O mesmo autor, relativamente à questão de como se alcança a excelência, retira as seguintes conclusões: 1) os treinadores analisados, desde a sua infância, mantêm um íntimo contato com o desporto, dedicando horas a essas atividades; 2) as suas experiências desportivas contribuíram para o seu conhecimento e formação, bem como a autoformação que apostam em realizar; 3) os treinadores, de uma forma geral, não evidenciaram os mentores que os fizeram evoluir, as trocas de experiências com outros treinadores e a reflexão crítica do seu trabalho; 4) os peritos fazem questão de salientar as suas referências em termos de influência decisiva para as suas carreiras desportivas; 5) os treinadores revelam que uma das suas fontes de aprendizagem são os atletas que treinam.

Pereira (2011) realizou um estudo sobre “A excelência do treinador desportivo. Um estudo de caso”, com o objetivo de identificar os valores e as referências que orientam a atividade do Professor Percy Oncken, técnico brasileiro de Voleibol, vencedor de vários campeonatos mundiais.

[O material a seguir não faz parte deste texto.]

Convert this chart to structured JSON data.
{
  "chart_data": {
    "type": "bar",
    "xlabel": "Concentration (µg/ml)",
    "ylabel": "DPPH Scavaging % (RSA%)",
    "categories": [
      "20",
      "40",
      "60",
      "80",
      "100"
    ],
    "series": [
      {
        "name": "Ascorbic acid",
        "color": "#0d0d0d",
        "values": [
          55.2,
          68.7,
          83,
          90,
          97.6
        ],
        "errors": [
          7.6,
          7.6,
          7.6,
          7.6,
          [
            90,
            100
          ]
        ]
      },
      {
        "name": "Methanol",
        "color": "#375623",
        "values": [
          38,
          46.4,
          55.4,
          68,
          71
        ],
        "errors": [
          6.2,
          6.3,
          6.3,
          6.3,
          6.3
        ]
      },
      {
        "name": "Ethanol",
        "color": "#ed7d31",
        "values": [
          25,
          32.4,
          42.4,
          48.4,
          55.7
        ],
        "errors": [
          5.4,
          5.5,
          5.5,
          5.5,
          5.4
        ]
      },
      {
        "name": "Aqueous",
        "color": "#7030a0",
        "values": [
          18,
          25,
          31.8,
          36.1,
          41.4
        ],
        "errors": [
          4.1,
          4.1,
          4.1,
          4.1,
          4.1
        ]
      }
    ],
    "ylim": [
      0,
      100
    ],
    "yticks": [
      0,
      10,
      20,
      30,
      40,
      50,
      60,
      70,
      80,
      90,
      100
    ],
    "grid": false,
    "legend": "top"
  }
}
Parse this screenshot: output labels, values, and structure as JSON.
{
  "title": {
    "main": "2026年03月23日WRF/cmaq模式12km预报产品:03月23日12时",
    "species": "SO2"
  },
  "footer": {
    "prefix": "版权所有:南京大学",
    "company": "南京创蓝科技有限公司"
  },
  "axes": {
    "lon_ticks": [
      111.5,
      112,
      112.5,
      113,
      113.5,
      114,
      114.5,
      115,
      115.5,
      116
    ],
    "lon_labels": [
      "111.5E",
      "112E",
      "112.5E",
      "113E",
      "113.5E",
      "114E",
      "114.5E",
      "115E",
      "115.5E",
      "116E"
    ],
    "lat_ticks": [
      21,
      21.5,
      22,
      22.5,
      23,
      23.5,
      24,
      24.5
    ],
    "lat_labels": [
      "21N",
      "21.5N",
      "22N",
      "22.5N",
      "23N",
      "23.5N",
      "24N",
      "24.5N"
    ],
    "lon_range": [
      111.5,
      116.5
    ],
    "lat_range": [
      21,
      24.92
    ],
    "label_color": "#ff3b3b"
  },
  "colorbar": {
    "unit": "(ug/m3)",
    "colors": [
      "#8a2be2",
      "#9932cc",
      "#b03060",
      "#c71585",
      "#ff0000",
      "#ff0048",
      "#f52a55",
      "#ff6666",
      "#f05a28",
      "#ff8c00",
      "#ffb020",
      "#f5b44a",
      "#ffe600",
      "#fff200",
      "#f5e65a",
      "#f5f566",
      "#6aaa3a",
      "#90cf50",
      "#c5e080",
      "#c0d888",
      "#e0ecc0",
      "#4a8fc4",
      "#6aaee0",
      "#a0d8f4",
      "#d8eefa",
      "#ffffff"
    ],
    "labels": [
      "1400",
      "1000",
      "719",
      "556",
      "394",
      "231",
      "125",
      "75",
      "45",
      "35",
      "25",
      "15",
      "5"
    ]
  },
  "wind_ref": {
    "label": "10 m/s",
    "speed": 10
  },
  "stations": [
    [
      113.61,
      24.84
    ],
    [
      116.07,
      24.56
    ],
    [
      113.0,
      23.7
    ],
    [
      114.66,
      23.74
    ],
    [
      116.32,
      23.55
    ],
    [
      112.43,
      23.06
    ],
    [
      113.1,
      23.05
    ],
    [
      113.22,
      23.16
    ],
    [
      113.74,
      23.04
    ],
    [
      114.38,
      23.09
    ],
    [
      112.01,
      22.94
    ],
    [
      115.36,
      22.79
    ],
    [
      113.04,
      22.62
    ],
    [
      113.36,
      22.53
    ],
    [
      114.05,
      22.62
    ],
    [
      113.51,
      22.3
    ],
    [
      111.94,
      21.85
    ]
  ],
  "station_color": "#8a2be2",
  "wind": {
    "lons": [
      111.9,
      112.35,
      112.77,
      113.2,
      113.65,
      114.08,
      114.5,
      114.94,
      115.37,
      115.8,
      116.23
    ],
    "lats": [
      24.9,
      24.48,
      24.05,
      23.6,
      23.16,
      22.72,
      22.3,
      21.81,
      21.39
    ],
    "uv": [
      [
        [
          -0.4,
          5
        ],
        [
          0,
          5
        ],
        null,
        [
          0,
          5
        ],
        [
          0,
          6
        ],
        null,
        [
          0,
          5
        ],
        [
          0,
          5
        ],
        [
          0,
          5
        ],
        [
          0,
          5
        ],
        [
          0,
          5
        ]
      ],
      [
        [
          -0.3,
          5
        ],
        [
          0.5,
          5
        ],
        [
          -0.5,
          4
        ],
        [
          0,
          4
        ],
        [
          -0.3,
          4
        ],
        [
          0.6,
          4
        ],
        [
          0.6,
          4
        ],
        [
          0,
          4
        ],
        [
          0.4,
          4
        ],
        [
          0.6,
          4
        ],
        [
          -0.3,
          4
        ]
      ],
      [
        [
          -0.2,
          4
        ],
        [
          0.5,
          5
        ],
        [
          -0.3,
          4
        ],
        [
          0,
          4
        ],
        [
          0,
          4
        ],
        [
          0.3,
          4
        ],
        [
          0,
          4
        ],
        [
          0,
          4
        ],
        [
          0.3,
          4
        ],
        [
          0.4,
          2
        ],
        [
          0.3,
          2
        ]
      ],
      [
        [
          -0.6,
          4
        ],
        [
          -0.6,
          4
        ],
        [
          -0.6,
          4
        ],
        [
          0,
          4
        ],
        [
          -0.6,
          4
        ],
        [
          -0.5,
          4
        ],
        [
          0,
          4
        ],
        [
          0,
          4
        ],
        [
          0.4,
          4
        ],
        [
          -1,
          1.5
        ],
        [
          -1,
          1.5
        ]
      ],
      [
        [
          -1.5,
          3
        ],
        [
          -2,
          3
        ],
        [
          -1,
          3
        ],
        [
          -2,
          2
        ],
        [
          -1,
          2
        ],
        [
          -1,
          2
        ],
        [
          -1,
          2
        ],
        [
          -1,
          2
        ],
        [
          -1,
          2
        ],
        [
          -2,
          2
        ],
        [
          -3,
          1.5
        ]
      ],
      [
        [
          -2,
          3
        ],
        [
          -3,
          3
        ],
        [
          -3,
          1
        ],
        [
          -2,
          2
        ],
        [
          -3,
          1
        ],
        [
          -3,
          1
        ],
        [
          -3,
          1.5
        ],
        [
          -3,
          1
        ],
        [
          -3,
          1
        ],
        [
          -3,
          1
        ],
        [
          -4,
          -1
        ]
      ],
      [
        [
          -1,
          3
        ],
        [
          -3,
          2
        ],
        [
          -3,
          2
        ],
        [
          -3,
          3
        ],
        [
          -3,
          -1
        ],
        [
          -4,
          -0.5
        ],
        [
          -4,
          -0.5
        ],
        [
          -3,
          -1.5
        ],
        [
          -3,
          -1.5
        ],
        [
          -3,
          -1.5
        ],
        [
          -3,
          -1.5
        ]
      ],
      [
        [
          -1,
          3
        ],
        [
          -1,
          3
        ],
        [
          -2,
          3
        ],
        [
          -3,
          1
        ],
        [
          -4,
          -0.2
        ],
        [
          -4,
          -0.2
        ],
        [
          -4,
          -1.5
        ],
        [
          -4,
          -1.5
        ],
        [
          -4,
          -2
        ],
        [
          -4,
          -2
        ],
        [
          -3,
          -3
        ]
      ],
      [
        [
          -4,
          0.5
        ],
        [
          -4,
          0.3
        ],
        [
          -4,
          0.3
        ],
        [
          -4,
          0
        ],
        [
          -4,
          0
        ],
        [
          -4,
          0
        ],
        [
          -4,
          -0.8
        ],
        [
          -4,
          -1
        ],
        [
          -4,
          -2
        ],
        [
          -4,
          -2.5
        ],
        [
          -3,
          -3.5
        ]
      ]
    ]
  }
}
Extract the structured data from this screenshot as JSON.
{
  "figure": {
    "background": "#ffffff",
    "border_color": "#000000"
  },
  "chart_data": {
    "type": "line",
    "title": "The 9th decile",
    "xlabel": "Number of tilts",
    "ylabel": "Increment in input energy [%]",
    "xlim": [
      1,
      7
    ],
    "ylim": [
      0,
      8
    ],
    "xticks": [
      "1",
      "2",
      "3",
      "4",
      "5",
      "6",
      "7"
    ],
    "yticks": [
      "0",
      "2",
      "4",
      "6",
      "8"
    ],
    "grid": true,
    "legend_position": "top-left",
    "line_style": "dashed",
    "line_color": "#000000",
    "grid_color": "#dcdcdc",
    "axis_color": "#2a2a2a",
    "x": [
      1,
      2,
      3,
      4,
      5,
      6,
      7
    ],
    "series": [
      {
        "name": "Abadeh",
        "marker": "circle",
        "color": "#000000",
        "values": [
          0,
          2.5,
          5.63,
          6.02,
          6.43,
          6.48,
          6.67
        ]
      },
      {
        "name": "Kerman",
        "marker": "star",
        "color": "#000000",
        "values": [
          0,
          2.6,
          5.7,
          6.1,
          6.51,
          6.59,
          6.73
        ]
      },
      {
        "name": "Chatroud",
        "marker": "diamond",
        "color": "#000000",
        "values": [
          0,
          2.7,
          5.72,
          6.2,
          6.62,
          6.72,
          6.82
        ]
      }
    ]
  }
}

A técnica de investigação utilizada foi a das "Histórias de Vida" e a recolha de dados decorreu de entrevistas. Da análise das entrevistas, verificou que as inquietações que têm acompanhado o técnico brasileiro ao longo da sua carreira são uma grande paixão pela profissão, o respeito pelos atletas e a determinação perante os obstáculos. Em termos de ambições, salientou a vontade de desenvolver todos os dias um bom trabalho. Encara as dificuldades como algo indispensável num processo de aperfeiçoamento e o ter privado a família de atenção foi o constrangimento que mais o afetou. Os momentos mais importantes da sua carreira ocorreram quando alcançou grandes êxitos e os que geram mais sofrimento acontecem quando dispensa jogadores da seleção. Relativamente à sua intervenção social, a sua preocupação vai no sentido de uma atuação permanente de grande qualidade e a formação integral dos atletas.